Dawn Staley expresses frustration with ‘undisciplined’ showing vs. Mississippi State
South Carolina secured yet another double-digit victory over an opponent Sunday — its 12th in 14 tries. But no one in the Gamecocks locker room left satisfied.
“What I said, probably, you’d need to turn your camera off to really get the full gist of it,” coach Dawn Staley joked when asked about her message to the team after its 85-66 win over Mississippi State at Colonial Life Arena.
“It wasn’t our normal postgame talk,” she said. “It was a little bit deeper.”
The Bulldogs led the Gamecocks 19-16 late in the first quarter of their SEC home opener. Midway through the third quarter, USC led by 10 — as tight of a score South Carolina has experienced all season at home — until junior guard Bree Hall sank two timely 3-pointers.
South Carolina missed 20 layups (14-of-34) and managed to snag just 16 offensive rebounds. MSU nearly bested them on the glass, with the Bulldogs grabbing 43 boards to the Gamecocks’ 44 — atypical from a USC team out-rebounds its opponents by 16 on average.
In short, as Staley said: “We did enough to win a basketball game but probably not enough to win this league.
“I think we just played undisciplined, uncharacteristically, on both sides of the basketball. So that’s disheartening because we’ve worked really hard to have those instances not appear as much as in the game, or we’re able to cover it up a little bit better.”
Hall, a leader on this year’s squad, shared the same kind of disappointment in the team’s performance.
“We did not meet the standards today, and will meet them the next game,” Hall said. “Immediately.”
Still, South Carolina remains the No. 1 team in the country in the AP Top 25 that was released Monday. It’s a young squad that Staley has no doubt will find a way back to the refined level of basketball its used to playing.

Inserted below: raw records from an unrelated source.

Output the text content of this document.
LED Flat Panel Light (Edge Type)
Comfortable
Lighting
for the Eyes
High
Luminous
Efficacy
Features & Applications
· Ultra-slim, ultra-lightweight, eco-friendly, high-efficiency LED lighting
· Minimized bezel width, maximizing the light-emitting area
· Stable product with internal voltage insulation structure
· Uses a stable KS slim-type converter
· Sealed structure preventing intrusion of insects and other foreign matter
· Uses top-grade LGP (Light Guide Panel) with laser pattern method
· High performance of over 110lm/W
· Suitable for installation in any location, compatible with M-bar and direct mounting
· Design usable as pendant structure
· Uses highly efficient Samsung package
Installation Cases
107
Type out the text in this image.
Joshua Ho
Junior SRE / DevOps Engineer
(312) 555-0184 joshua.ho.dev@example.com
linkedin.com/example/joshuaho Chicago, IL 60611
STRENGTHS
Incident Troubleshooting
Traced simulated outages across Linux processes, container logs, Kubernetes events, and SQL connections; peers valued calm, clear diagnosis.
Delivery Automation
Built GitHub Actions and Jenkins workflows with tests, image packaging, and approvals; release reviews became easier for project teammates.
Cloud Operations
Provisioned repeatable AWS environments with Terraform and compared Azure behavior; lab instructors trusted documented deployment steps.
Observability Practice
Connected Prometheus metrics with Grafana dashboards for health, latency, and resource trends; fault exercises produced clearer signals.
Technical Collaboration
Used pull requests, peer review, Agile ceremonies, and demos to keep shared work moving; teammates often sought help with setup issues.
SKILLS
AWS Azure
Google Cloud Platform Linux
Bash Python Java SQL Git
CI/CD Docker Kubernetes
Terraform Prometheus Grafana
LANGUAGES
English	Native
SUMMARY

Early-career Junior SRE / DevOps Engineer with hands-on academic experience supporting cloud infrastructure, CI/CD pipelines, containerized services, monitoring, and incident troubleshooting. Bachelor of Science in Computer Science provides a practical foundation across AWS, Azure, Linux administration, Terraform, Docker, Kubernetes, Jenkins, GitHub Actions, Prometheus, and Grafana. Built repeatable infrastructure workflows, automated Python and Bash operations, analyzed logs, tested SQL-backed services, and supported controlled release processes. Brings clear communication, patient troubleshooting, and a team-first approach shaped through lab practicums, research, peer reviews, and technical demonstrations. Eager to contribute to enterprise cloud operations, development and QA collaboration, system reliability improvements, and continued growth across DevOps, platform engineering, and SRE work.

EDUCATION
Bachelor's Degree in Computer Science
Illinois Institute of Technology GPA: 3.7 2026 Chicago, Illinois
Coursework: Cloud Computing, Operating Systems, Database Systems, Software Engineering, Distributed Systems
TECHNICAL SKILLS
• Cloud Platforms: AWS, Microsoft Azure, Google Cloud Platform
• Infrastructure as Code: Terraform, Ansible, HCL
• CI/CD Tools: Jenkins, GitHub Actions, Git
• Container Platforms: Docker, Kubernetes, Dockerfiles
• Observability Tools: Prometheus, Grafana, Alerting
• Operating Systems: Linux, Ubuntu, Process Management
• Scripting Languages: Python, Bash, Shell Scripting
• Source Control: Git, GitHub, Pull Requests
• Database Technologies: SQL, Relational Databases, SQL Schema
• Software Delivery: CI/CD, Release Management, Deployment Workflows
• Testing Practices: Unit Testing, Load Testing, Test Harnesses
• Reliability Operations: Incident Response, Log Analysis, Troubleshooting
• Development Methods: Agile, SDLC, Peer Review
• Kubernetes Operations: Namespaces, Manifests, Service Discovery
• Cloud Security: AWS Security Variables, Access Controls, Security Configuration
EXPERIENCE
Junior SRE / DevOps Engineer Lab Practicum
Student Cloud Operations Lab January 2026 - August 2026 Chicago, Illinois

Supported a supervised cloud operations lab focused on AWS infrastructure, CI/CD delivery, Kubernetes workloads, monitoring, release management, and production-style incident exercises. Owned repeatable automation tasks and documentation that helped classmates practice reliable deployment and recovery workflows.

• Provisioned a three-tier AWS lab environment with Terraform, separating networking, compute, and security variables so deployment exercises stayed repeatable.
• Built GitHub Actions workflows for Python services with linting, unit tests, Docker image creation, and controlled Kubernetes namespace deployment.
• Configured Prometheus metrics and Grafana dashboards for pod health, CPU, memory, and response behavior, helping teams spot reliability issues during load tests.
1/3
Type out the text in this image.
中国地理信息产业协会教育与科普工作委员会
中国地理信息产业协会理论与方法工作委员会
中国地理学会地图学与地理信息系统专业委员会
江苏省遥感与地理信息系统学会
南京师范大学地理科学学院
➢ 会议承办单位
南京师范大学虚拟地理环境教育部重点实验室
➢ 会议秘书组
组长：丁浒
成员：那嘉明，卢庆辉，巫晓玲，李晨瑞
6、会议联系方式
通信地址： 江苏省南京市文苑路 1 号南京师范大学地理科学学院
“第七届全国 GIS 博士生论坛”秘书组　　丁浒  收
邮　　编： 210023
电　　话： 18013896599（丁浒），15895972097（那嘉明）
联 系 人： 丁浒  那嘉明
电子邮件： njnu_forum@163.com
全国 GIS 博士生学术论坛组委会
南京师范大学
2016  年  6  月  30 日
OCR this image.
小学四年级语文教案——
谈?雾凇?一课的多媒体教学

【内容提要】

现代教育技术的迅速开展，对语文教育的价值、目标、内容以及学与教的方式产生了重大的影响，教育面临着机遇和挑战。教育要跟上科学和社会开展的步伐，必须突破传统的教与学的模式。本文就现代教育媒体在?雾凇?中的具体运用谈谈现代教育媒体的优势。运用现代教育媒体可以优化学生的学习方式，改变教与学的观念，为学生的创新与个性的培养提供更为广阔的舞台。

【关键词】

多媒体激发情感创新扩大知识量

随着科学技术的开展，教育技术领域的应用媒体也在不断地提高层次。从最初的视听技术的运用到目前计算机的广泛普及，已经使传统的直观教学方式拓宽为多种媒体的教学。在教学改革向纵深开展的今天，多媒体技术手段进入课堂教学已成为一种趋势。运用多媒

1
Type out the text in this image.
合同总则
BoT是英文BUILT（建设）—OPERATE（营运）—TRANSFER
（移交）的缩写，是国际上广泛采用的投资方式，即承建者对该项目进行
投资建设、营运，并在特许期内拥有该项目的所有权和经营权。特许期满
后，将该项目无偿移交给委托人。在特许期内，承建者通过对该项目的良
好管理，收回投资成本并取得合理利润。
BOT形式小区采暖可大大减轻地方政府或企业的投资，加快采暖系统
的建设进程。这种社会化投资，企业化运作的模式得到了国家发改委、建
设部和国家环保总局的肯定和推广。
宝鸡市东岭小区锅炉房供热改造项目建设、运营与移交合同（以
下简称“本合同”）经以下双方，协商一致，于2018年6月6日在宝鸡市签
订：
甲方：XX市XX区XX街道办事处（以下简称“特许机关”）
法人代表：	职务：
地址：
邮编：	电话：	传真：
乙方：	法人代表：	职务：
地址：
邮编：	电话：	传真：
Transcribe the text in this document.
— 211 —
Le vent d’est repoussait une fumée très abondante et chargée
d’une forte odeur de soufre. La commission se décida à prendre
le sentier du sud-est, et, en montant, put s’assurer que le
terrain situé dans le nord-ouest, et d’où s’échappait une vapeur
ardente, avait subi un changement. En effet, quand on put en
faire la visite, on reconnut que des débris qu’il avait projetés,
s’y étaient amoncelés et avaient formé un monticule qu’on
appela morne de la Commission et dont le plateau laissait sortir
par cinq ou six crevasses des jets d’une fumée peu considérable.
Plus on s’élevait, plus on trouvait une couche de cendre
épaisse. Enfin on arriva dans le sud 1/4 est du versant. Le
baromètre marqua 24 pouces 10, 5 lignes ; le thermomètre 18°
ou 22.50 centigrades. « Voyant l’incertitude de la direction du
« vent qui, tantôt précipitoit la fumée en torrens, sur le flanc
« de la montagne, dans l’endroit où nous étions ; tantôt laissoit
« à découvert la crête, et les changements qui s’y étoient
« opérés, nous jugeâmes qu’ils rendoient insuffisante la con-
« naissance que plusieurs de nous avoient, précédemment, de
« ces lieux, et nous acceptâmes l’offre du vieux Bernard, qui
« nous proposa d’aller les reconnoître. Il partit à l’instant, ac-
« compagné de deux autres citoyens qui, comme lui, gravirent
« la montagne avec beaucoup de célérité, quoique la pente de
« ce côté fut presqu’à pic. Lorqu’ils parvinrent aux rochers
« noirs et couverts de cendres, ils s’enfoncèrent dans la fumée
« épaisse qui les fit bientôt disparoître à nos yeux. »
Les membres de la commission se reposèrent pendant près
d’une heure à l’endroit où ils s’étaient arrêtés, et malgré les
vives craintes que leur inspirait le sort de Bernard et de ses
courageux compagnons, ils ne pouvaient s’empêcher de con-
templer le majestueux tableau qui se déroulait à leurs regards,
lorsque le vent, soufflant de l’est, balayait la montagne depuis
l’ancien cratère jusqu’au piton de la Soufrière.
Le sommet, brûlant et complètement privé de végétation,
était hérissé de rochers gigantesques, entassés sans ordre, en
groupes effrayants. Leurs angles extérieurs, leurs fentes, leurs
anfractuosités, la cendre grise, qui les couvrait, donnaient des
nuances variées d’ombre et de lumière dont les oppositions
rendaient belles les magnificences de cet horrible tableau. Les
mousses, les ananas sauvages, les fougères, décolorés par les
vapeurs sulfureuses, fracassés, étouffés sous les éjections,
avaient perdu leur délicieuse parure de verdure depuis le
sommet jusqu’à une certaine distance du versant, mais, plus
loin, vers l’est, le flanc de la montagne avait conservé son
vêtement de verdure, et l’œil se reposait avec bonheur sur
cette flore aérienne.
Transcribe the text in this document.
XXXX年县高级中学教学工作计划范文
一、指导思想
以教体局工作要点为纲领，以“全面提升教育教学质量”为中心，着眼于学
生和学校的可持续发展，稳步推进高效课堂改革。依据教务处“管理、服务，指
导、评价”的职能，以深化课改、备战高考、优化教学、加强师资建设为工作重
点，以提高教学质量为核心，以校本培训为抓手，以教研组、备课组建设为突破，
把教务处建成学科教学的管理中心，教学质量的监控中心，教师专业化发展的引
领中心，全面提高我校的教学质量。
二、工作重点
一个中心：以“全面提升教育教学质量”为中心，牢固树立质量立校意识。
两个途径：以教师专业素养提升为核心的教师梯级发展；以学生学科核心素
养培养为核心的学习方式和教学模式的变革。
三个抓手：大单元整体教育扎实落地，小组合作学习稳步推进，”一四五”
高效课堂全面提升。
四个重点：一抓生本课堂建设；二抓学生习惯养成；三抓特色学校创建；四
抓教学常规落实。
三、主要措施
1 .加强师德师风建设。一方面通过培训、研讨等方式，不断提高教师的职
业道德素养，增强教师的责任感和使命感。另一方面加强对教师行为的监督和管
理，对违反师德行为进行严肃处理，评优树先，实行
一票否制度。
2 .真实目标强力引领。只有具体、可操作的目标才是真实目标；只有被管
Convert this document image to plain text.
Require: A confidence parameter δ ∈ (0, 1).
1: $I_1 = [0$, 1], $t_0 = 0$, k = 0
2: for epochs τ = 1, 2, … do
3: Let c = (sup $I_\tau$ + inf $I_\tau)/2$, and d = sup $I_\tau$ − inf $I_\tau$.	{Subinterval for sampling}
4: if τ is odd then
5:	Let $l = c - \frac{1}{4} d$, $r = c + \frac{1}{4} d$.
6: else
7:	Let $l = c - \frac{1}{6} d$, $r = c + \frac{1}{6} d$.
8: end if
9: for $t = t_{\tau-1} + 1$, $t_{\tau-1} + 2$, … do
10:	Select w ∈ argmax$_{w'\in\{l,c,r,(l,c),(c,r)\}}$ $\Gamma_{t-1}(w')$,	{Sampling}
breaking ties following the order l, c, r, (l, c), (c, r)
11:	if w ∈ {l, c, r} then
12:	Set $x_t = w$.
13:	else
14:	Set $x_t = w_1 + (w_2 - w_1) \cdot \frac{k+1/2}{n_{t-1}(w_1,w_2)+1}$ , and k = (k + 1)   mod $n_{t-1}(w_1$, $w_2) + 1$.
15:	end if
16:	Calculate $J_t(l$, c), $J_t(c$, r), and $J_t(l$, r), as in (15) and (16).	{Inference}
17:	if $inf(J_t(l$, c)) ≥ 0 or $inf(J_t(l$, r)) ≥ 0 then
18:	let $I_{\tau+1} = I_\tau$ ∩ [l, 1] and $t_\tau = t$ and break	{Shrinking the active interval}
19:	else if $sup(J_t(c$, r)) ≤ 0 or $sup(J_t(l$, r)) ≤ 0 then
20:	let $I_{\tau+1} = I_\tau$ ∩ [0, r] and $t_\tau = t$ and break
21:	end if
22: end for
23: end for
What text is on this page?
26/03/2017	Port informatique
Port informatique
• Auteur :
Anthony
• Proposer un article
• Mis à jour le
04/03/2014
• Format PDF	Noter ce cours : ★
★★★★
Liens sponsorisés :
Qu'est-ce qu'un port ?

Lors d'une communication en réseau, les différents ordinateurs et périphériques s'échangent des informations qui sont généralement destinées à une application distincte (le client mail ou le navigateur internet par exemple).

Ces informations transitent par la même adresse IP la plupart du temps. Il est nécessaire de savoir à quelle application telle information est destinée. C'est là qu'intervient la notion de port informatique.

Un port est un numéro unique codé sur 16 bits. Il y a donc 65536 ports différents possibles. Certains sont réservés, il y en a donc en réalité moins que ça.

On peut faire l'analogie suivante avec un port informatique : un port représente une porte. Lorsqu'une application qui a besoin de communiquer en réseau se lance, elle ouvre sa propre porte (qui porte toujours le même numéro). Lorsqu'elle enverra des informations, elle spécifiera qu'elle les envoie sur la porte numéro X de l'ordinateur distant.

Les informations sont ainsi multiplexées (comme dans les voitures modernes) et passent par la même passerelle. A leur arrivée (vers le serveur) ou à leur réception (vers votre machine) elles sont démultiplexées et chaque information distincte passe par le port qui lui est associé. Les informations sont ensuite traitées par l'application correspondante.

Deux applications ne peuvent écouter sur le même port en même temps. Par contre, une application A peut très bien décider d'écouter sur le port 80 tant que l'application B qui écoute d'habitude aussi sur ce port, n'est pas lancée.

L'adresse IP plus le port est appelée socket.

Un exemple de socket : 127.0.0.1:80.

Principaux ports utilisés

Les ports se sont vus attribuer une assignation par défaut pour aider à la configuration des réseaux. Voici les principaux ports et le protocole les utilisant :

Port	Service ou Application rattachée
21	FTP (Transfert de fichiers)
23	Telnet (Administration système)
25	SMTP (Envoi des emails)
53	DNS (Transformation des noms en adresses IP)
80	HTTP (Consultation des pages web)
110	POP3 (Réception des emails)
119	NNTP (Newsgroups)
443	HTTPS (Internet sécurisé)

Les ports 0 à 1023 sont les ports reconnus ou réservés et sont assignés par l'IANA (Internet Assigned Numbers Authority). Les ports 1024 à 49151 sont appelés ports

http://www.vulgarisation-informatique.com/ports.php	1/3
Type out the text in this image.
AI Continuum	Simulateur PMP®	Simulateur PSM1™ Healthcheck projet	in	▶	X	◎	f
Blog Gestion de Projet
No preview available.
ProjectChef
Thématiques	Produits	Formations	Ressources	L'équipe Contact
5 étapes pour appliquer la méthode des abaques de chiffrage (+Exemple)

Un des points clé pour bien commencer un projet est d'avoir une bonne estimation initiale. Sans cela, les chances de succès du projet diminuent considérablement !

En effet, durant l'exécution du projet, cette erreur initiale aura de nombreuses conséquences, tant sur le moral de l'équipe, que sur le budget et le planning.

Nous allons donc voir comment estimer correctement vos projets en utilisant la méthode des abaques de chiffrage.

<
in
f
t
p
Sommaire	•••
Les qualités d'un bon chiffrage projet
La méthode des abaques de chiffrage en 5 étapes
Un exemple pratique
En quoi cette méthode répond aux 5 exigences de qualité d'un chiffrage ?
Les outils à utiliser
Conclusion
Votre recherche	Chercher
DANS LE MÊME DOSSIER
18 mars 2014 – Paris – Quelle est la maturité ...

How quickly the Gamecocks will get there, though, is the real question.
In just under two weeks, USC must travel to Baton Rouge, Louisiana to take on defending national champion LSU. After a tumultuous first few weeks to the season, the Tigers seem to have figured themselves out. The Gamecocks, who struggled to play disciplined in hostile environments like North Carolina and Duke, will have to be at their best to overcome the No. 7 Tigers on their turf (where they’re averaging about 10,830 fans per game).
Staley has faith in her team’s ability to respond to her more stern postgame message.
The Gamecocks have demonstrated their ability to do so before. Take their turnover problem that’s seemed to largely clean itself up over the last few weeks (with an exception here and there). Or their foul shots debacle, on full display against ECU (where they shot 52.9% from the free throw line), but now a virtual nonissue (see free throw percentages of 86.7% and 75% against Florida and MSU, respectively).
Their talent is undeniable, but they still have much to learn.
“It’s just getting young people to recognize certain things,” Staley said Sunday. “And sometimes you do it different ways. You do it in this tone, where it’s just conversational, and then you do it in a more demanding tone. It was more of a demanding tone. Because I don’t really think they know. They’re so young.”